La desconfianza ciudadana no es irracional. Es la memoria viva de un pueblo que ha sido defraudado demasiadas veces
Sin asumir ninguna posición política del autor de esta s líneas, si reflexionamos por qué, a pesar de tantas opciones políticas, terminamos eligiendo siempre «al menos malo», encontramos una pregunta que vale la pena hacerse con honestidad. ¿Por qué un país con tanta riqueza natural y tanta diversidad de voces y pueblos termina reduciendo su democracia a elegir entre el que hace menos daño?
No es solo falta de interés político. Hay algo más profundo y más doloroso: una crisis de valores e identidad que nos empuja a repetir viejos enfrentamientos, a aferrarnos a bandos como si fueran trincheras, y a resistirnos a creer que un país más justo es posible. Para lograrlo habría que soltar los prejuicios y las desconfianzas heredadas que nos dividen más que cualquier diferencia real. Y eso, hasta ahora, ha resultado demasiado difícil de lograr.
La pregunta de fondo no es quién gana las elecciones. ¿Es por qué seguimos atrapados en el mismo círculo vicioso, campaña tras campaña, promesa tras promesa, decepción tras decepción?.
Ello es un verdad que se siente con mucha más fuerza fuera de la capital, en los pueblos alejados de la sierra y la selva, en los barrios pobres de las ciudades intermedias que tampoco aparecen en las noticias nacionales. Para el peruano de a pie que vive en esos lugares, la respuesta resulta más dura y directa: las decisiones no les pertenecen.
No importa cuánto caminen para llegar a votar. No importa cuántas horas inviertan en un proceso que les prometió representación. Al final, todo se decide en Lima, en oficinas muy alejadas de su realidad, por funcionarios que muchas veces nunca pisaron esos territorios ni comprenden sus formas de vivir y de organizarse. Incluso quiénes llegan a la segunda vuelta depende en gran medida de cómo vota la capital. Una ciudad que con frecuencia vive de espaldas al resto del Perú termina siendo la que define el rumbo de todos. Eso no es democracia plena. Es centralismo disfrazado de elecciones.
Esta herida viene de muy lejos, desde la colonia, y la república nunca la sanó del todo. Hoy, tras décadas de discursos sobre descentralización y reformas del Estado, la realidad sigue siendo la misma: el presupuesto nacional, los ministerios, los mejores hospitales, las universidades con más recursos y los medios de comunicación que forman la opinión pública están en Lima.
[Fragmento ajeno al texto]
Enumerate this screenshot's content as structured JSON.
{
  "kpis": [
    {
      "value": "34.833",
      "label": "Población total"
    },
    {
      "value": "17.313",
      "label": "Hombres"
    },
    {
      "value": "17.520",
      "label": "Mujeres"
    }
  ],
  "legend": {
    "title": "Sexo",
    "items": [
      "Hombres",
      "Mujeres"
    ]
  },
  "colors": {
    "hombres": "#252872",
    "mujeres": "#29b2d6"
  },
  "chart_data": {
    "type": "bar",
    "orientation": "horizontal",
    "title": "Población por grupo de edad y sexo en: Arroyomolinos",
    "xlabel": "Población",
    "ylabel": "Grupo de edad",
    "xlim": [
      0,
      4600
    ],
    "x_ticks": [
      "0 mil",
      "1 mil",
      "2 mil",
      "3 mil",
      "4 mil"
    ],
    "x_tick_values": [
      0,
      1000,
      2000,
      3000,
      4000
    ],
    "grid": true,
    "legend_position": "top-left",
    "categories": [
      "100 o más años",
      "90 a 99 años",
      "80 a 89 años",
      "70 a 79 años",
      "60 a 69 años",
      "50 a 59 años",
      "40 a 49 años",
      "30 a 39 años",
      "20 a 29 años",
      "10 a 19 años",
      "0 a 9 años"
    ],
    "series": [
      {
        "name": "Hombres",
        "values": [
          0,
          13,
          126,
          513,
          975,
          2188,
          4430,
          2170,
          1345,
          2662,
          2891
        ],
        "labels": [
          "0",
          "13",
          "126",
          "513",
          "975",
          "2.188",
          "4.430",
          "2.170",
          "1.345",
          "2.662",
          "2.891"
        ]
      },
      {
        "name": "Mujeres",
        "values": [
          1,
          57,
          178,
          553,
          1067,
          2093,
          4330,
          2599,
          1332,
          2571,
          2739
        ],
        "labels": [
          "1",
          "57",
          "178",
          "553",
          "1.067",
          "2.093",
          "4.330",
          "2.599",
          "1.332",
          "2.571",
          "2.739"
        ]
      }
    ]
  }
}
El resultado es una frustración profunda y completamente legítima: la sensación de que el sistema político existe para otros y que las promesas de campaña son palabras que el viento se lleva antes de que termine el conteo de votos.
Los discursos sobre refundar el Perú se repiten puntualmente cada cinco años. Siempre los mismos compromisos: reducir la pobreza, llevar salud y educación a los rincones más alejados, acabar con la corrupción. Y casi siempre el mismo resultado: instituciones débiles que no funcionan, recursos que no llegan a quienes más los necesitan, una clase política que usa el poder para beneficio propio.
La desconfianza ciudadana no es irracional. Es la memoria viva de un pueblo que ha sido defraudado demasiadas veces: presidentes elegidos con esperanza que terminaron en la cárcel, obras abandonadas a medias, dinero destinado a construir colegios y postas médicas que desapareció en manos corruptas.
El peruano de a pie no pide milagros. Pide un médico cuando lo necesita, una escuela digna para sus hijos, un camino que no sea un riesgo para la vida. Pide, en el fondo, ser tratado como ciudadano de verdad en su propio país, no como un voto que se busca cada cinco años y se olvida completamente los otros cuatro.
El Perú profundo, ese que no sale en las noticias, sigue votando y sigue esperando. En esa persistencia hay una dignidad enorme que este país todavía no ha sabido honrar como merece. Quizás ese sea el verdadero punto de partida: no solo mejores candidatos, sino un sistema que finalmente escuche a los que siempre estuvieron ahí, esperando pacientemente que alguien los tome en cuenta.